GC California Magazine
Simon received his law degree from UC-Berkeley School of Law and his LL.M. from Harvard Law School, where he focused on international law and negotiation. He currently serves on the international advisory committee of Public Interest Intellectual Property Advisors Inc. (PIIPA), a nonprofit organization that provides IP-related legal assistance to groups in developing countries. He is also an adjunct professor at UC-Berkeley law school, where he teaches a course in video game law.
Q: You teach a course in video game law at [UC-Berkeley’s] Boalt Hall. I’m imagining a classroom room full of geeky game-addicted law students. What is video game law really about?
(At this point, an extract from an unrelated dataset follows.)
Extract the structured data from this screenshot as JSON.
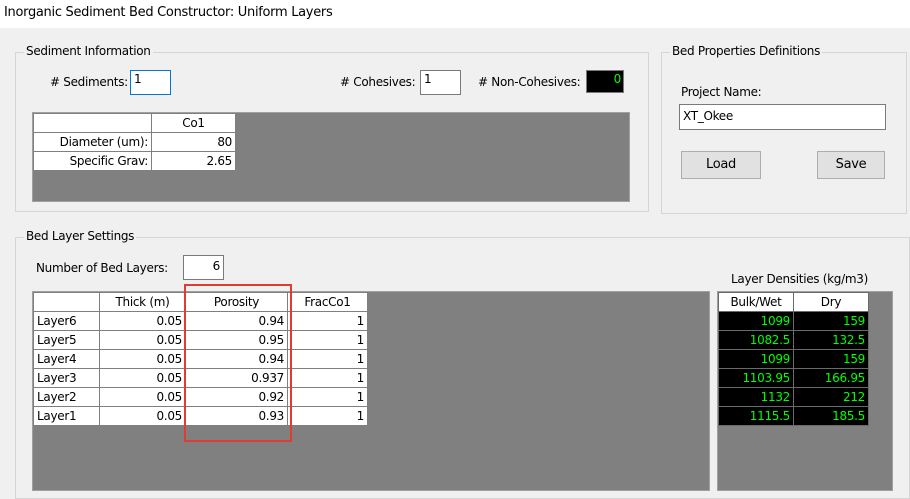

A: Well, actually during the first class I asked students to talk about why they were interested in the class and what they wanted to get out of it. Indeed, it started sounding like the class was a “safe space” for a bunch of closeted hard-core gamers! But seriously, the class is designed to look at the legal issues from the perspective of a particular industry — more specifically, a lawyer working with content creators to produce a game, then with customers to distribute a game across the range of available and newly emerging platforms, and finally with competitors, dealing with a host of issues. Certainly, IP is critical but a lot of other issues are implicated in the industry, in ways perhaps unique to the industry — areas such as tort law and violence or First Amendment and content regulation, for example.